El deseo catalán
SUSO DE TORO Actualitzada el 01/09/2015 11:21
http://www.ara.cat/opinio/deseo-catalan_0_1423057800.html
Los análisis basados exclusivamente en la economía, la sociología o la lucha entre ideologías y partidos no explican la historia. Este es el caso del proceso político que vive la sociedad catalana.
El impulso que mueve el debate de la sociedad catalana sobre su futuro nace de la repentina liberación, como un resorte, de un deseo que estaba reprimido. No hablo de una parte de la sociedad, hablo de una parte del interior de personas que durante muchos años, vidas enteras, reprimieron la conciencia y el deseo de ser simple, plena y únicamente catalanes. Se trata de un deseo, los deseos existen primero y luego viene el cálculo, el contraste con la realidad. El proceso político catalán tiene raíces profundas dentro de muchas personas.

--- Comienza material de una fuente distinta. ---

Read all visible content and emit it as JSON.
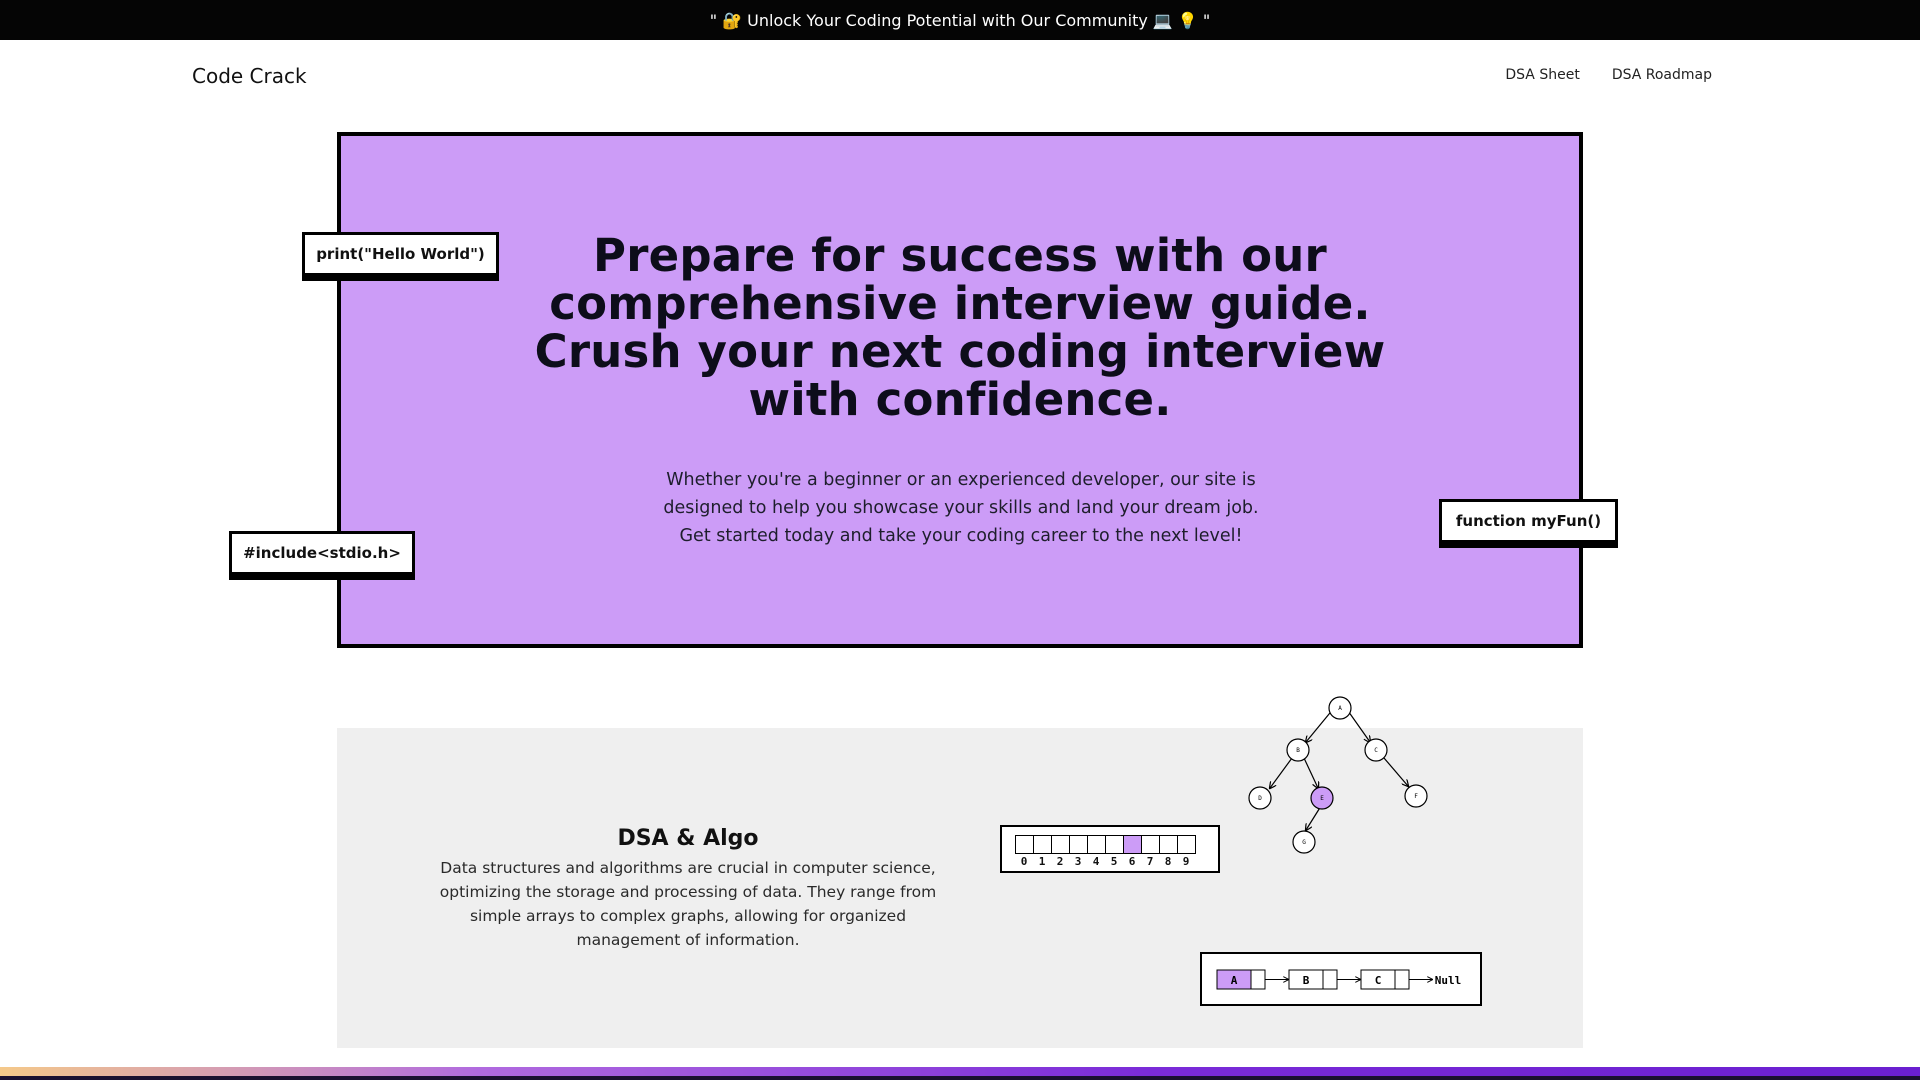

Hace siete años el Parlament catalán tuvo la amabilidad de invitarme a unas jornadas sobre medios de comunicación y responsabilidad social, no recuerdo lo que expuse en la sesión sobre ese tema, pero sí recuerdo lo que dije en una comida posterior con parlamentarios y representantes de los distintos partidos. Y no estoy muy seguro de que me sienta orgulloso de ello (no me ofrezcan más de dos vasos de vino blanco, mi 'daimon' se libera, traspasa mi impertinencia habitual para hacer gamberradas y ni siquiera me ofrece el bálsamo posterior del olvido).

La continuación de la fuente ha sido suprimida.